Laura Yoder, associate professor of nursing, gave her “last lecture” in the Northlawn Great Lounge on Tuesday, Jan. 26. Yoder started out by assuring the audience that she was not, in fact, leaving Eastern Mennonite University any time soon.
Yoder’s lecture explored the idea of perfection as completeness, and what completeness means to her in relation to her roles as nurse, professor, mother and wife. [Hear her podcast.]
The “Last Lecture” series, sponsored by Residence Life, invited speakers onto campus to impart their wisdom after the model of Cornell professor Randy Pautsch. Pautsch gave a lecture weeks after being diagnosed with terminal cancer in September 2007, which eventually created the basis for a best-selling book, co-written with Jeffrey Zaslow of the Wall Street Journal, of the same name. Pautsch died in July of 2008.
Sharing her story
Among the questions posed to “Last Lecture” speakers are two defining ones that Pautsch asked: What wisdom would we impart to the world if we knew it was our last chance? If we had to vanish tomorrow, what would we want as our legacy?
Yoder said that in order to prepare her thoughts, she had to put herself in a troubling situation: “the only way to get anywhere with formulating this thought was to imagine that either I was in the process of dying or that I had the knowledge that I was going to die soon.”

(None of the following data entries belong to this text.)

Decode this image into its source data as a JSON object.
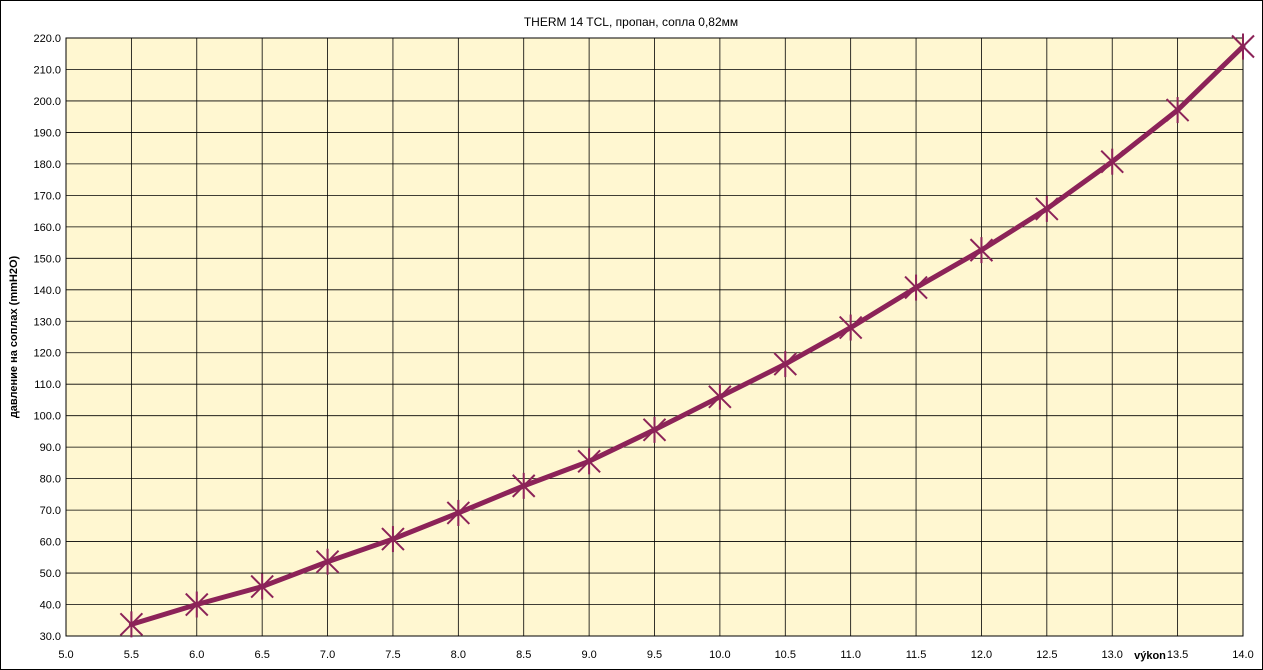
{
  "chart_data": {
    "type": "line",
    "title": "THERM 14 TCL, пропан, сопла 0,82мм",
    "xlabel": "výkon",
    "ylabel": "давление на соплах (mmH2O)",
    "xlim": [
      5.0,
      14.0
    ],
    "ylim": [
      30.0,
      220.0
    ],
    "x_ticks": [
      "5.0",
      "5.5",
      "6.0",
      "6.5",
      "7.0",
      "7.5",
      "8.0",
      "8.5",
      "9.0",
      "9.5",
      "10.0",
      "10.5",
      "11.0",
      "11.5",
      "12.0",
      "12.5",
      "13.0",
      "13.5",
      "14.0"
    ],
    "y_ticks": [
      "30.0",
      "40.0",
      "50.0",
      "60.0",
      "70.0",
      "80.0",
      "90.0",
      "100.0",
      "110.0",
      "120.0",
      "130.0",
      "140.0",
      "150.0",
      "160.0",
      "170.0",
      "180.0",
      "190.0",
      "200.0",
      "210.0",
      "220.0"
    ],
    "grid": true,
    "series": [
      {
        "x": [
          5.5,
          6.0,
          6.5,
          7.0,
          7.5,
          8.0,
          8.5,
          9.0,
          9.5,
          10.0,
          10.5,
          11.0,
          11.5,
          12.0,
          12.5,
          13.0,
          13.5,
          14.0
        ],
        "y": [
          33.7,
          40.0,
          45.7,
          53.6,
          60.8,
          69.1,
          77.7,
          85.5,
          95.5,
          106.0,
          116.4,
          128.0,
          140.7,
          152.6,
          165.7,
          180.7,
          197.1,
          217.3
        ],
        "color": "#8c2358",
        "marker": "x-star"
      }
    ],
    "colors": {
      "plot_background": "#fff7d1",
      "grid": "#000000",
      "line": "#8c2358"
    }
  }
}
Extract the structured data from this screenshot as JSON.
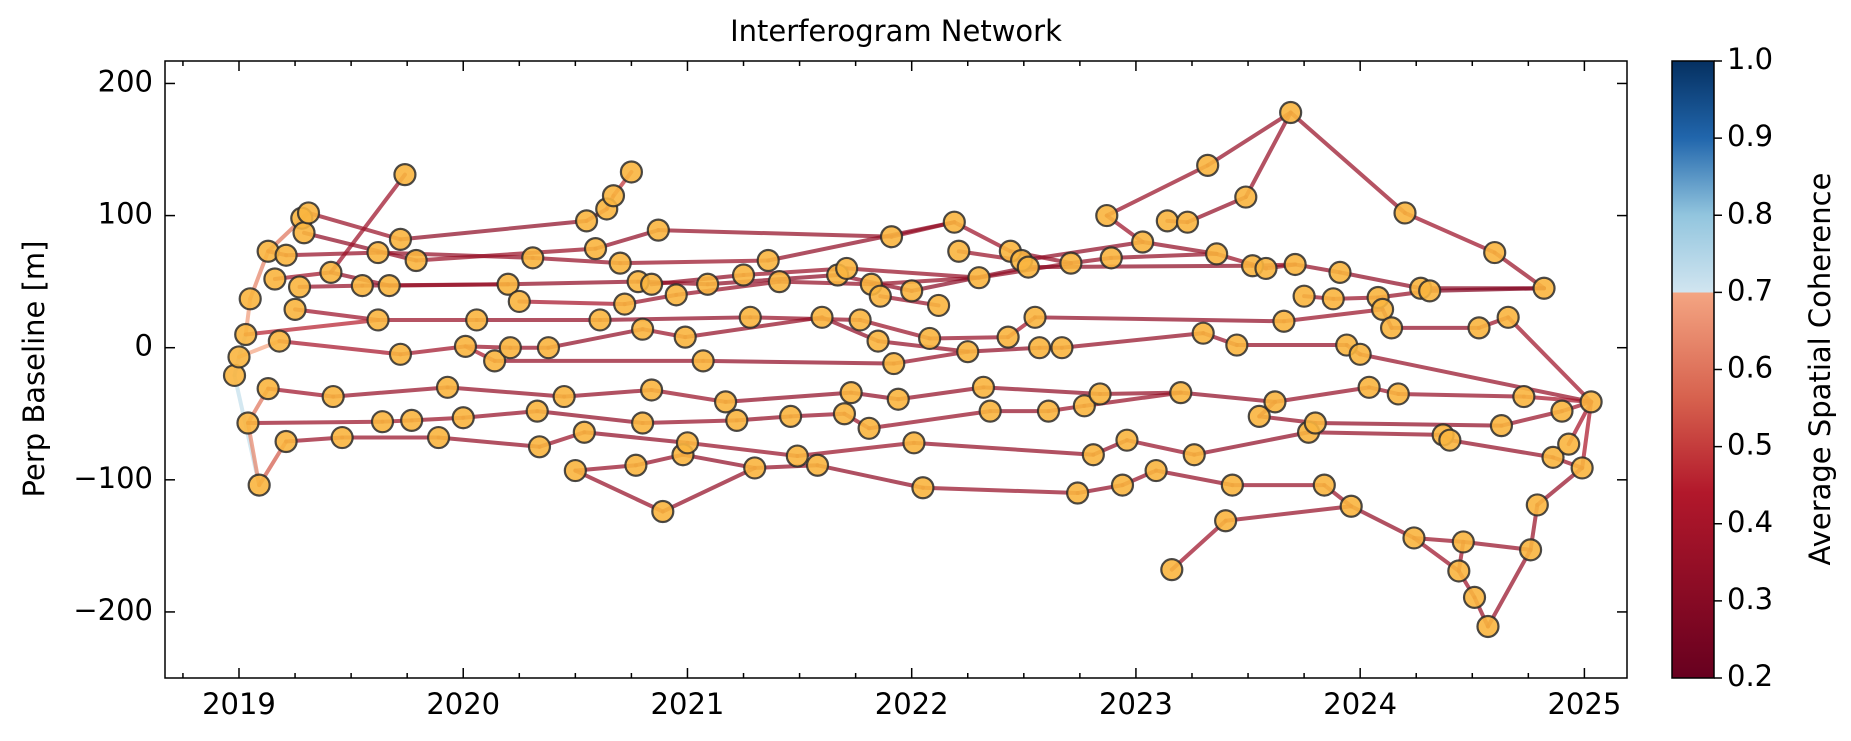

Her first audience that she kept in mind, she says, were her children.
Yoder’s first point was on Matthew 5:48 [NIV]: Be perfect, therefore, as your heavenly Father is perfect. She expressed a feeling of distaste for that verse when she was first learning it, due to the worldly view of what perfect is. However, upon further investigation, Yoder found that another translation for “perfect,” “telios,” used in this verse as “complete.” Being as perfect as God is not impossible when one views “perfect” as “complete” or “whole.”
“As a nurse, my concept of completeness has been a part of my conceptual framework and my worldview since I went through the nursing program at Goshen College,” she said.
Being perfect like God is possible through transformation, she said, as stated in Romans 12:2 [NIV]: And do not be conformed to this world, but be transformed by the renewing of your mind, so that you may prove what the will of God is, that which is good and acceptable and perfect.
Yoder says that her renewing process has been accomplished through Bible study, by accepting the truths of Jesus and his disciples, and the truths as demonstrated by current disciples she has come to know.
“The refining and transforming process doesn’t end with me,” says Yoder. “The transformation is not ended at the edge of my skin. It will and has, I believe, extended on and out of me to the people I love, the patients I care for, the students I teach.”
Yoder urged her audience to be willing to step into “lifelong task” of being shaped and transformed by Christ.
Yoder has clinical experience in medical-surgical nursing, progressive care/ telemetry nursing, advanced nursing care (Primary Care Adult Nurse Practitioner), and nursing research. After earning her bachelor’s degree in nursing from Goshen College, Yoder continued her education with a master’s degree in nursing from the University of South Florida, and a PhD in nursing from the University of Virginia. Her research centers around understanding adolescent health behavior and the multilevel contextual influences relating to the development of healthy lifestyles.
In 2011, Yoder was honored with the “excellence in nursing instruction” award by the Virginia Student Nurses Association. She is an elder at Park View Mennonite Church.
A version of this article was published in the Jan. 28 issue of the Weather Vane.